Nah man, you can get way more sideways than that. Its a mental thing I've never understood with rollover panic. There's a spot where we deer hunt you can go uphill past this nasty spot over and over and over again with no problem or fear of rolling, but come down it and you think you are going over at any second. I've gone up and down it a hundred times but the feeling is there. 



Back in highschool my friend had a awesome jeep we'd go wheel'ing in. We'd get 10-12 guys in it and go off exploring. Several times we had lots of people standing on the actual side of the jeep holding on to rollbars, mirrors, hood hinges etc leaning back to keep it on the mountain. Man I miss those days.

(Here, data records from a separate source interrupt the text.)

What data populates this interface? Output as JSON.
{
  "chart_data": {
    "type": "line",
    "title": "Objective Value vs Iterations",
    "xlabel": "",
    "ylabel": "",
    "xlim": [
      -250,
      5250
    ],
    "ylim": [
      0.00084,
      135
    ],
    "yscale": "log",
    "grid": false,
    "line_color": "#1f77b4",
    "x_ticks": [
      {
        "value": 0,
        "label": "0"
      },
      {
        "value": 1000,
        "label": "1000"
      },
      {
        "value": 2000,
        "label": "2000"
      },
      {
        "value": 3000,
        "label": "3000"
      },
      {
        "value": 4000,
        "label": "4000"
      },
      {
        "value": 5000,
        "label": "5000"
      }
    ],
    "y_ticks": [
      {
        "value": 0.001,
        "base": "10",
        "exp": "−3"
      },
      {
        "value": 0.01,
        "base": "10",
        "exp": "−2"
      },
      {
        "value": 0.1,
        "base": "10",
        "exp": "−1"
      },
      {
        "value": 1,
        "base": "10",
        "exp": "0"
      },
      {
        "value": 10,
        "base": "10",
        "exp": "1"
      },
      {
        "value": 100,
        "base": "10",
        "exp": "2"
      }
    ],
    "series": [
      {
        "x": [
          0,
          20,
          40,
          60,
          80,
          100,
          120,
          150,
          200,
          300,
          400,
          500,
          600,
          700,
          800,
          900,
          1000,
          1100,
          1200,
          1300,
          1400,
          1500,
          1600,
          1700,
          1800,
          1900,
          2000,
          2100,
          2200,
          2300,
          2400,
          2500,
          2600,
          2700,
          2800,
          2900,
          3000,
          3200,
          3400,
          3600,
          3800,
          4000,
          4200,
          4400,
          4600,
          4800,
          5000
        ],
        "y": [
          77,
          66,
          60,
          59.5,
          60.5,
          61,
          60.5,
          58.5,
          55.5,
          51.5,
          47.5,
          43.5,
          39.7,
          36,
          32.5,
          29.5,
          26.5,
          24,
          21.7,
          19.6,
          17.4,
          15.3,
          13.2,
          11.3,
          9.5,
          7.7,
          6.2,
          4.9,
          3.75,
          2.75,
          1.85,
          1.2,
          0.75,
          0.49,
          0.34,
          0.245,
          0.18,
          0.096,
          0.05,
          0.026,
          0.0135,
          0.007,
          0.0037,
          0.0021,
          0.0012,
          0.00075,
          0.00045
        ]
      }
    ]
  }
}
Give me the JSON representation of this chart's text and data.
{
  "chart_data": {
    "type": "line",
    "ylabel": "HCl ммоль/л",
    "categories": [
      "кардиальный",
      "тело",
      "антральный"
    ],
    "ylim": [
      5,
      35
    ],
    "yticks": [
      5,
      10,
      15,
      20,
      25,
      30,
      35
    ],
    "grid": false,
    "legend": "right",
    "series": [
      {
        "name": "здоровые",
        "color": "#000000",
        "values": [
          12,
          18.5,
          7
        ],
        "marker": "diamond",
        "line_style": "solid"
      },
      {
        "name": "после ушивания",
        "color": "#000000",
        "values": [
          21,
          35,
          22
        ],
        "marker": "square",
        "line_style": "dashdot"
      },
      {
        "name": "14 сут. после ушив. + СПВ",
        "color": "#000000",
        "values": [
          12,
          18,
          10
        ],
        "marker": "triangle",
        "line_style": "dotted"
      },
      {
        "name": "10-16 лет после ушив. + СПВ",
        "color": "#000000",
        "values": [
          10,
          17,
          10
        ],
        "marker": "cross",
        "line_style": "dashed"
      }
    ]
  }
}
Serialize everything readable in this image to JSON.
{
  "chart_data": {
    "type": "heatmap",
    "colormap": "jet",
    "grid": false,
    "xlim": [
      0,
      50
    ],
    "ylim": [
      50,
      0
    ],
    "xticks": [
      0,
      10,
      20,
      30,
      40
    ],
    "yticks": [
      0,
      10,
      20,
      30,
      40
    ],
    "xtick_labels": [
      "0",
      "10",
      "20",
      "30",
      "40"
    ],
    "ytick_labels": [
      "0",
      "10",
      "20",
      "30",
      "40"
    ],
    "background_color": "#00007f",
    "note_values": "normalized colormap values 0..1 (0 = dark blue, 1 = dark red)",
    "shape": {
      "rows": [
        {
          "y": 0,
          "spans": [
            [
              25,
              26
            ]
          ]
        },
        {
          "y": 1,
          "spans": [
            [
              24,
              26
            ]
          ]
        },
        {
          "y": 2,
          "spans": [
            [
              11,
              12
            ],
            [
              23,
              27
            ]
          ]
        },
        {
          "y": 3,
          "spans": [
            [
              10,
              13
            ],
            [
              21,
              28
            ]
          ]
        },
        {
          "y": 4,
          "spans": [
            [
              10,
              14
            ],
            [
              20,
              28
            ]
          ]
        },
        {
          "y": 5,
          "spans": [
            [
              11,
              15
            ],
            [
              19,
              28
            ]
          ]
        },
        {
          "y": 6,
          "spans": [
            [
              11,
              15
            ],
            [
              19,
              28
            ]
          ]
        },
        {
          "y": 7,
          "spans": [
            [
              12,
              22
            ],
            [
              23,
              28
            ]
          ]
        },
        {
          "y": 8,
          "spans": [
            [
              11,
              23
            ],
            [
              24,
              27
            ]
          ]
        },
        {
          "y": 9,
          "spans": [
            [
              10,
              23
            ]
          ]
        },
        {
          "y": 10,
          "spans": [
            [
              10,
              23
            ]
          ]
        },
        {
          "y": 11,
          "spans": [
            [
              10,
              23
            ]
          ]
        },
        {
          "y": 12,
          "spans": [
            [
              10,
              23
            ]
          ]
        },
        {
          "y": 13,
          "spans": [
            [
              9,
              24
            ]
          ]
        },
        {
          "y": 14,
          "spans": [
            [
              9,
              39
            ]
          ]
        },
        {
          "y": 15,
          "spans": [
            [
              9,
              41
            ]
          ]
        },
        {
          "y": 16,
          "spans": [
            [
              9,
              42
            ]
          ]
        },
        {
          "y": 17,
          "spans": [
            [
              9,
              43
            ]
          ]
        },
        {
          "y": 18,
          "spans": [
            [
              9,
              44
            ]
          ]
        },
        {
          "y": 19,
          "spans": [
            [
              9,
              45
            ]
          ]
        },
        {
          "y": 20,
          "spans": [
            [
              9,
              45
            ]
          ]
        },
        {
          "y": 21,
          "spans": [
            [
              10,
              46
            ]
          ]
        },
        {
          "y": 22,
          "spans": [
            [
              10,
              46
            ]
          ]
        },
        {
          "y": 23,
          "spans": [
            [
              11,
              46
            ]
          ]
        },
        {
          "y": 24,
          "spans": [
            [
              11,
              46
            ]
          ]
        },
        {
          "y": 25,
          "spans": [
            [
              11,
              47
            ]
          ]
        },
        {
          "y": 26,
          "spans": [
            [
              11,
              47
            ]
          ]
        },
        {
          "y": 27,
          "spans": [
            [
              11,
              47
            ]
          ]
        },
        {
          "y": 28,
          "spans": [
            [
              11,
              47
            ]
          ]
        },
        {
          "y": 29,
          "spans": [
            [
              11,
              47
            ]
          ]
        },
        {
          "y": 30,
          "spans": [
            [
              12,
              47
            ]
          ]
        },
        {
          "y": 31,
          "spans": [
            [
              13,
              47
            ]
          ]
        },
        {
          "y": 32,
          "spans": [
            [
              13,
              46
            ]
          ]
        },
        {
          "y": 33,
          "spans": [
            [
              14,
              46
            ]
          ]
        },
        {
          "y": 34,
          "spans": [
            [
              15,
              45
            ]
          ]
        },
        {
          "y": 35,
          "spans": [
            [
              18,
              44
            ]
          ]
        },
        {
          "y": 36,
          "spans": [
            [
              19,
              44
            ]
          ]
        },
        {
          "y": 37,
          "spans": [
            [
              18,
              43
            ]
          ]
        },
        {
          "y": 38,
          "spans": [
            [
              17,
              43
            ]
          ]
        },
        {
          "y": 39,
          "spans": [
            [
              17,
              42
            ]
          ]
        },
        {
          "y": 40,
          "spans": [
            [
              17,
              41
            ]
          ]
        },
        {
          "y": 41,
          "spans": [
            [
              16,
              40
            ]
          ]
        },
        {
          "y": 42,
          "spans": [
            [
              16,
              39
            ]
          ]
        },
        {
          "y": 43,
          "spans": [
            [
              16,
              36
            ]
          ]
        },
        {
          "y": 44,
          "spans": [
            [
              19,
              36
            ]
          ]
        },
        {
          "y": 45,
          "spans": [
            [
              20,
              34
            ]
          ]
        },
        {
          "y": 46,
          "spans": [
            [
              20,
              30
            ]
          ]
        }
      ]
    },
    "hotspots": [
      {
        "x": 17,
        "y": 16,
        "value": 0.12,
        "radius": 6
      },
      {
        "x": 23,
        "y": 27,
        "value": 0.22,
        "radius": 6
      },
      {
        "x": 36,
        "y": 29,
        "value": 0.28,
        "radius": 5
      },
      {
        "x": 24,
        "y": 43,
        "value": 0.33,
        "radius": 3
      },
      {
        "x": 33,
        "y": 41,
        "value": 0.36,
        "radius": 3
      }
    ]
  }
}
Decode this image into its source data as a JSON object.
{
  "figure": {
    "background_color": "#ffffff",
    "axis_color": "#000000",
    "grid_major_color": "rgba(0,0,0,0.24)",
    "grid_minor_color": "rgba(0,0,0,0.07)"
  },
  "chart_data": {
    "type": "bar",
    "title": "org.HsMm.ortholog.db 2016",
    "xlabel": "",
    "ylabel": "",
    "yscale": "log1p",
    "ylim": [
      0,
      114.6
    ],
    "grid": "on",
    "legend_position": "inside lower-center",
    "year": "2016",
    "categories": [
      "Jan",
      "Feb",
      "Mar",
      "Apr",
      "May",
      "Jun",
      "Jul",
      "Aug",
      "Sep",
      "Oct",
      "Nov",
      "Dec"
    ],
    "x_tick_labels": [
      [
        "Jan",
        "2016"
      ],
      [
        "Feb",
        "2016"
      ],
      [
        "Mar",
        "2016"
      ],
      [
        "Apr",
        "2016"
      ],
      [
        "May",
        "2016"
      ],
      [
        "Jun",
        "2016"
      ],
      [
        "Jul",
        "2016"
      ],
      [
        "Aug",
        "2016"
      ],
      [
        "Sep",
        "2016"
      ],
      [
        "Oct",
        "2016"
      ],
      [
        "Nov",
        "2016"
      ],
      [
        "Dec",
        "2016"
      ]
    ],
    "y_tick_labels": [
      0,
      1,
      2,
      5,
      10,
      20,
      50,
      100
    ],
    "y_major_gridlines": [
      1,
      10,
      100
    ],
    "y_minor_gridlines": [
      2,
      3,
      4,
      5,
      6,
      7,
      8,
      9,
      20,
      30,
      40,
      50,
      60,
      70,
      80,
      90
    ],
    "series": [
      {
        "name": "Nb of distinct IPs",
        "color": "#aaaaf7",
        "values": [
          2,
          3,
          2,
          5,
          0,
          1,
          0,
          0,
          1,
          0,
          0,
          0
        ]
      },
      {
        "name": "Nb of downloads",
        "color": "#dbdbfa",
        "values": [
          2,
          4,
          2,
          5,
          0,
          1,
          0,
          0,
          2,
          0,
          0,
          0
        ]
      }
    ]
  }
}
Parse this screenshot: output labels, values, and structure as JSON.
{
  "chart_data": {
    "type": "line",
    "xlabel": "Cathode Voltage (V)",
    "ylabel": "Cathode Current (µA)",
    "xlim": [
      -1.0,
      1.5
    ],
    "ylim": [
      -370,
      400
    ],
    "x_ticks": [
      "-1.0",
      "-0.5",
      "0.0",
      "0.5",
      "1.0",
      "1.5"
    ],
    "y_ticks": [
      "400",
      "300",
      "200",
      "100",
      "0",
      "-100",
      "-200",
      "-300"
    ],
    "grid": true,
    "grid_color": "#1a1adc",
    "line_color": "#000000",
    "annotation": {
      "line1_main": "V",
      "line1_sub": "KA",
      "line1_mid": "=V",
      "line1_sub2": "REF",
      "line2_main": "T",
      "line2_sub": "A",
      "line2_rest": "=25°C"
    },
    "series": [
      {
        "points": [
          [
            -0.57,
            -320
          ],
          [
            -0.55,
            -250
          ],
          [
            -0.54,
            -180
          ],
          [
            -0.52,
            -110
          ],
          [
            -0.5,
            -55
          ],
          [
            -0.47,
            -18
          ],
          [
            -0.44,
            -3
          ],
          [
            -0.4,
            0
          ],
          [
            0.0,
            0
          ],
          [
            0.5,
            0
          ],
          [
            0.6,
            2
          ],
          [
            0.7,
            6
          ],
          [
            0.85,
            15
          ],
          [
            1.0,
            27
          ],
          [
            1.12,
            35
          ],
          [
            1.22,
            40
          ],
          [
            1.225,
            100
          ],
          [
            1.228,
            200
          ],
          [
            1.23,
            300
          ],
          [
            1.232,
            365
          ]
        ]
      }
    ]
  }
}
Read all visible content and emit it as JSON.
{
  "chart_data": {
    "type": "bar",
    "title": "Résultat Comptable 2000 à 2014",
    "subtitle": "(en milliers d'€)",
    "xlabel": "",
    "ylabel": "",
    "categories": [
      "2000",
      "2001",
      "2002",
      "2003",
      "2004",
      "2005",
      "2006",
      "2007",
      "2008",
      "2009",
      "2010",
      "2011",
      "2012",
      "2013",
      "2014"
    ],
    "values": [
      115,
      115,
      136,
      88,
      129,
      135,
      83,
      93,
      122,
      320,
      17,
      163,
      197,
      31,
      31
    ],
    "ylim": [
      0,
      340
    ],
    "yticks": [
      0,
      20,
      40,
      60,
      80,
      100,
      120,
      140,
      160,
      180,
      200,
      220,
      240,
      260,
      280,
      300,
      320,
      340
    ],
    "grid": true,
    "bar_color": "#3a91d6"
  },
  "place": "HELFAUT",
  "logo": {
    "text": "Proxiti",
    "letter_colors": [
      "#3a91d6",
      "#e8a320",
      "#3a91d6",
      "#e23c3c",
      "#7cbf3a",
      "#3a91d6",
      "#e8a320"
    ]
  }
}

Thats the same jeep that had a big crease down the hood when one guy stood up and tried to shoot a rabbit my friend who owned it was chasing. Jeep hit a ditch just as he went to fire, skipped a 22lr right down the middle of it 8)



-DallanC


----------



## Kevin D (Sep 15, 2007)

Think center of mass. Imagine a vertical line passing through the center of your vehicle at the mid point of it's weight (your center of mass), as long as that line stays within the confines of your 4 wheels you're not going to tip over. Centrifugal force plays a factor if you're also moving and turning, but you can still think in terms of the vertical line knowing it will shift depending on the amount of horizontal G forces you're generating by turning. Be vigilant and take it easy through the bad spots and you should be fine.


----------



## BPturkeys (Sep 13, 2007)

Just another driving tip...ruts can be your friend. Unless you fear high centering or can for sure stay out of the rut, just let the truck stay in the rut and give it(the truck) it's head. Many times, especially on a muddy road with no shoulder and a slight side hill angle, the ruts are all that is keeping you on the road.


----------



## DallanC (Jan 13, 2009)

BPturkeys said:


> Just another driving tip...ruts can be your friend. Unless you fear high centering or can for sure stay out of the rut, just let the truck stay in the rut and give it(the truck) it's head. Many times, especially on a muddy road with no shoulder and a slight side hill angle, the ruts are all that is keeping you on the road.


QTF!

Plus... ya gotta figure the guy who made the rut didnt tip over so... give'er hell! :mrgreen:

-DallanC


----------